Creating Semi-Transparent Scatter Plots with Confidence Regions in Python
import numpy as np
import matplotlib.pyplot as plt
np.random.seed(0) # Fix random seed
N = 250 # Number of data points
# Generate x (uniformly distributed between 0.5 and 9)
x = 0.5 + (9 - 0.5) * np.random.rand(N)
x = np.sort(x)
# Define function f
def f_func(t):
return np.sin(t / 1.5) + 0.3 * np.cos(t / 0.5)
# Generate y (with noise)
y = f_func(x) + 0.3 * np.random.randn(N)
# Generate smooth curve data
xg = np.linspace(0.5, 9, 400)
yg = f_func(xg)
sigma = 0.35
upper = yg + 2 * sigma # Upper bound
lower = yg - 2 * sigma # Lower bound
# %% Plotting
# Set color
col = (0.35, 0.27, 0.60)
# Create canvas, set background to white
fig, ax = plt.subplots(figsize=(8, 6), facecolor='w')
# 1. Draw shadow confidence interval
ax.fill_between(xg, lower, upper, color=col, alpha=0.2, edgecolor='none')
# 2. Draw confidence interval boundary dashed line
ax.plot(xg, upper, ':', color=col, linewidth=1)
ax.plot(xg, lower, ':', color=col, linewidth=1)
# 3. Draw center smooth curve
ax.plot(xg, yg, '-', color=col, linewidth=2, label='data')
# 4. Draw semi-transparent bubble scatter
sz = 20 + 250 * np.random.rand(N) # Scatter point size
ax.scatter(x, y, s=sz, color=col, alpha=0.4, edgecolors='none')

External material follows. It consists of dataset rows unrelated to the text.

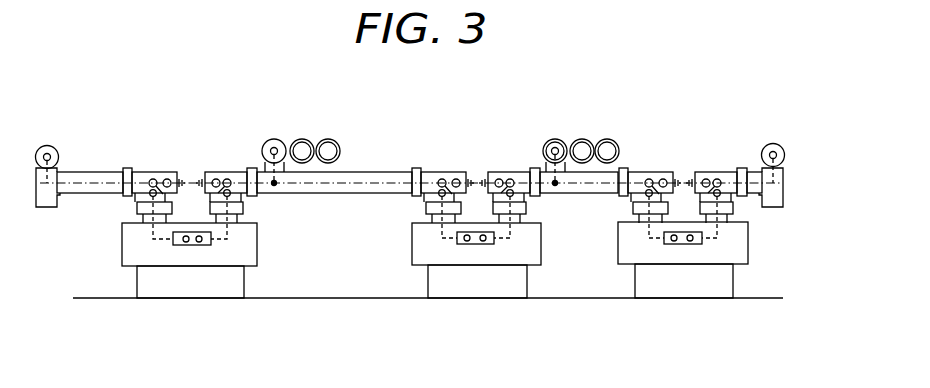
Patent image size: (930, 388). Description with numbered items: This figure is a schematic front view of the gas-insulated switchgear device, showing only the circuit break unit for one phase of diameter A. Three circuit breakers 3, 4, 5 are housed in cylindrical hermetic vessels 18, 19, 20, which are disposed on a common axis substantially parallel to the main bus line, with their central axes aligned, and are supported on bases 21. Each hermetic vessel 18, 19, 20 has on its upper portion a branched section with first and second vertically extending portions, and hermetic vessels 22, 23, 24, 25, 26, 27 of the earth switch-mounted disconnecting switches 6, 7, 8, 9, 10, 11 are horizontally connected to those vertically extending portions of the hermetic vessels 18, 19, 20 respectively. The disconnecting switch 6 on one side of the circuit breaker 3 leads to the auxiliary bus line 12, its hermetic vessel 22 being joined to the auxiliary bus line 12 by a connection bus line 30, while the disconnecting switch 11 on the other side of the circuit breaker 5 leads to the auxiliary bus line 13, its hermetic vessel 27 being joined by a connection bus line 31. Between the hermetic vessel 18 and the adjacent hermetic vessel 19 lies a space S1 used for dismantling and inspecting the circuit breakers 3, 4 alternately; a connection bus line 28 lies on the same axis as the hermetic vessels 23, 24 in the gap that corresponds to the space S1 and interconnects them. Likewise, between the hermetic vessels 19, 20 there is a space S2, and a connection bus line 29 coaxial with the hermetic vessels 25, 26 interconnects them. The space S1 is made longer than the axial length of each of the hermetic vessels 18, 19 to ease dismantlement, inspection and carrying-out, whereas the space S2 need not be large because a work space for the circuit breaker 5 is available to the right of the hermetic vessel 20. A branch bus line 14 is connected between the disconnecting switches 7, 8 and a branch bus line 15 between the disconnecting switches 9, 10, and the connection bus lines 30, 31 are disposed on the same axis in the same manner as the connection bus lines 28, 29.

The circuit breaker 3 is at (183, 272).
The circuit breaker 4 is at (449, 271).
The circuit breaker 5 is at (659, 269).
The earth switch-mounted disconnecting switch 6 is at (168, 172).
The earth switch-mounted disconnecting switch 7 is at (215, 179).
The earth switch-mounted disconnecting switch 8 is at (440, 178).
The earth switch-mounted disconnecting switch 9 is at (500, 178).
The earth switch-mounted disconnecting switch 10 is at (658, 178).
The earth switch-mounted disconnecting switch 11 is at (716, 178).
The auxiliary bus line 12 is at (47, 146).
The auxiliary bus line 13 is at (777, 143).
The branch bus line 14 is at (274, 140).
The branch bus line 15 is at (555, 138).
The cylindrical hermetic vessel 18 is at (122, 250).
The cylindrical hermetic vessel 19 is at (412, 247).
The cylindrical hermetic vessel 20 is at (618, 248).
The base 21 is at (247, 278).
The hermetic vessel for disconnecting switch 22 is at (130, 167).
The hermetic vessel for disconnecting switch 23 is at (242, 170).
The hermetic vessel for disconnecting switch 24 is at (455, 168).
The hermetic vessel for disconnecting switch 25 is at (522, 168).
The hermetic vessel for disconnecting switch 26 is at (640, 168).
The hermetic vessel for disconnecting switch 27 is at (697, 168).
The connection bus line 28 is at (363, 170).
The connection bus line 29 is at (584, 158).
The connection bus line 30 is at (92, 170).
The connection bus line 31 is at (757, 168).
The space S1 is at (332, 278).
The space S2 is at (578, 278).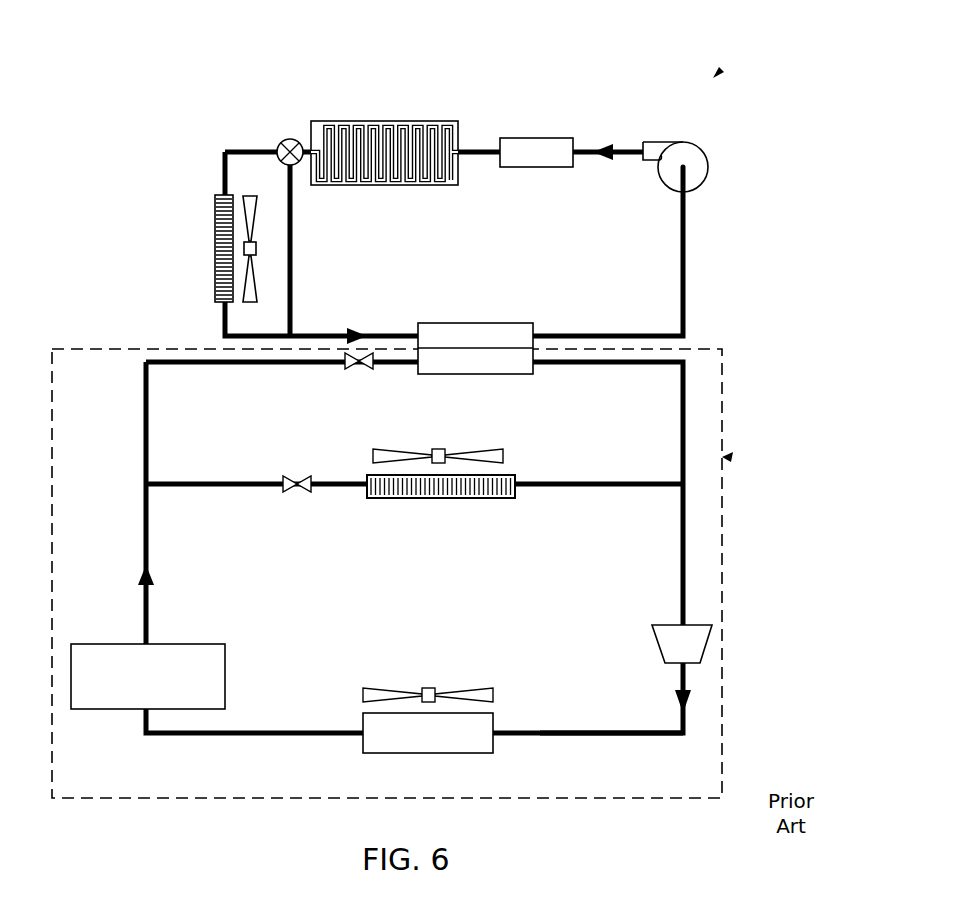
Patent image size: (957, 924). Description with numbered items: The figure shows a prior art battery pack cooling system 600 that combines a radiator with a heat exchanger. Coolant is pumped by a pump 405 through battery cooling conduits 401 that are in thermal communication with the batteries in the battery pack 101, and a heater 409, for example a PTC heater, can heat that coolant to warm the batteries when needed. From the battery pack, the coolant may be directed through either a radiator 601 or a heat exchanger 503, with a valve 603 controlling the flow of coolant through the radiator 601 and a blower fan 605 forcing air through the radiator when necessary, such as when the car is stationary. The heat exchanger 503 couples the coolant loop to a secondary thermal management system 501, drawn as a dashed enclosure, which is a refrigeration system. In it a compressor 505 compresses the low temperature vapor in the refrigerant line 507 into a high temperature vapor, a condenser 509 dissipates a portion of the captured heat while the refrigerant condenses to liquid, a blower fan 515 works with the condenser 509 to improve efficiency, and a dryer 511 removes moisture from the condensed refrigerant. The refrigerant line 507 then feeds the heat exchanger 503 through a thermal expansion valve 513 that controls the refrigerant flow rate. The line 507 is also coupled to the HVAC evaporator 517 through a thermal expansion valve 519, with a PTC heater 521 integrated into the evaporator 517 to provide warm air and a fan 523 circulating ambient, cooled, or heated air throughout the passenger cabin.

The cooling system 600 is at (716, 76).
The secondary thermal management system 501 is at (724, 457).
The battery pack 101 is at (356, 135).
The battery cooling conduits 401 is at (333, 132).
The pump 405 is at (662, 155).
The heater 409 is at (523, 138).
The heat exchanger 503 is at (456, 323).
The compressor 505 is at (656, 635).
The refrigerant line 507 is at (590, 736).
The condenser 509 is at (495, 723).
The dryer 511 is at (199, 644).
The thermal expansion valve 513 is at (352, 368).
The blower fan 515 is at (425, 690).
The HVAC evaporator 517 is at (414, 485).
The thermal expansion valve 519 is at (290, 490).
The PTC heater 521 is at (400, 501).
The fan 523 is at (438, 449).
The radiator 601 is at (222, 292).
The valve 603 is at (279, 143).
The blower fan 605 is at (250, 194).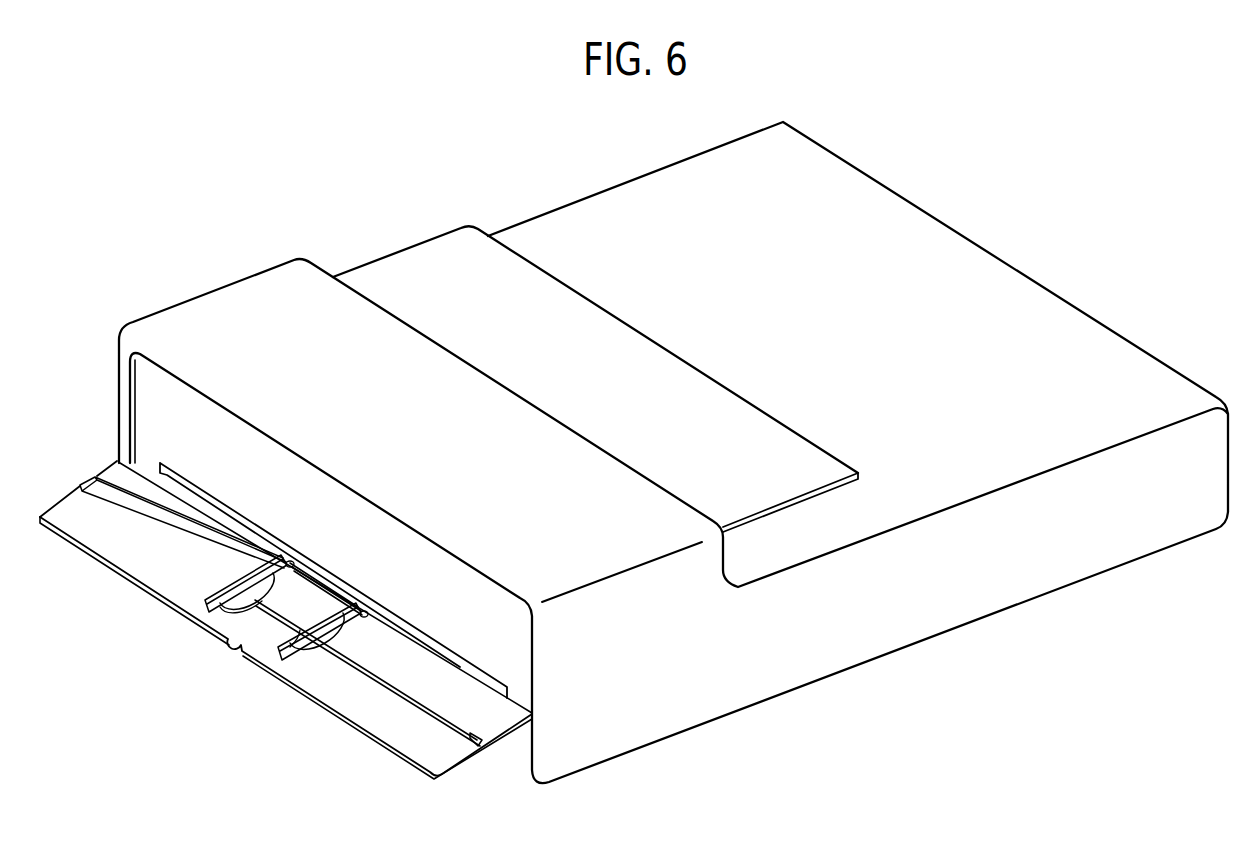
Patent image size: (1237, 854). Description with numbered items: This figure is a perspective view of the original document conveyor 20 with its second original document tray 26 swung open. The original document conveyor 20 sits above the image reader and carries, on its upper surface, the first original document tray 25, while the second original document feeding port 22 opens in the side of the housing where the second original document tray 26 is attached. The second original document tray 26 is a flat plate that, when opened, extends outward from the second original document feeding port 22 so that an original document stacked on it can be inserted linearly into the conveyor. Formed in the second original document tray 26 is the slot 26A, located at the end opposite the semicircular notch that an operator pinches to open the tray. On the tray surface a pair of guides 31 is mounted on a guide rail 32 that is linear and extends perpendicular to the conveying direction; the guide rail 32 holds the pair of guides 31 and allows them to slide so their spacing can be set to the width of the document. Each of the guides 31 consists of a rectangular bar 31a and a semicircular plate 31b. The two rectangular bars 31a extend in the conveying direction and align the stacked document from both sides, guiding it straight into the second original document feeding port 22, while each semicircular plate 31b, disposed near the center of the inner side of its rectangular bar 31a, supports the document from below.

# 5. Axes and grid settings
ax.set_xlabel('x')
ax.set_ylabel('y')
ax.set_xlim(0.5, 9)
# Set grid: Y-axis on, dashed line, transparency
ax.grid(True, which='major', axis='y', linestyle='--', alpha=0.3)
ax.grid(False, axis='x')
ax.legend(loc='upper right')
# Show image
plt.show()
# I ran this on Linux, please modify the save path accordingly
plt.savefig('/root/result.png')
print("Image saved to /root/result.png")

Conclusion
If you want to make your scientific plots more professional and give them a “journal feel,” a semi-transparent scatter plot with confidence regions is definitely the combination worth mastering.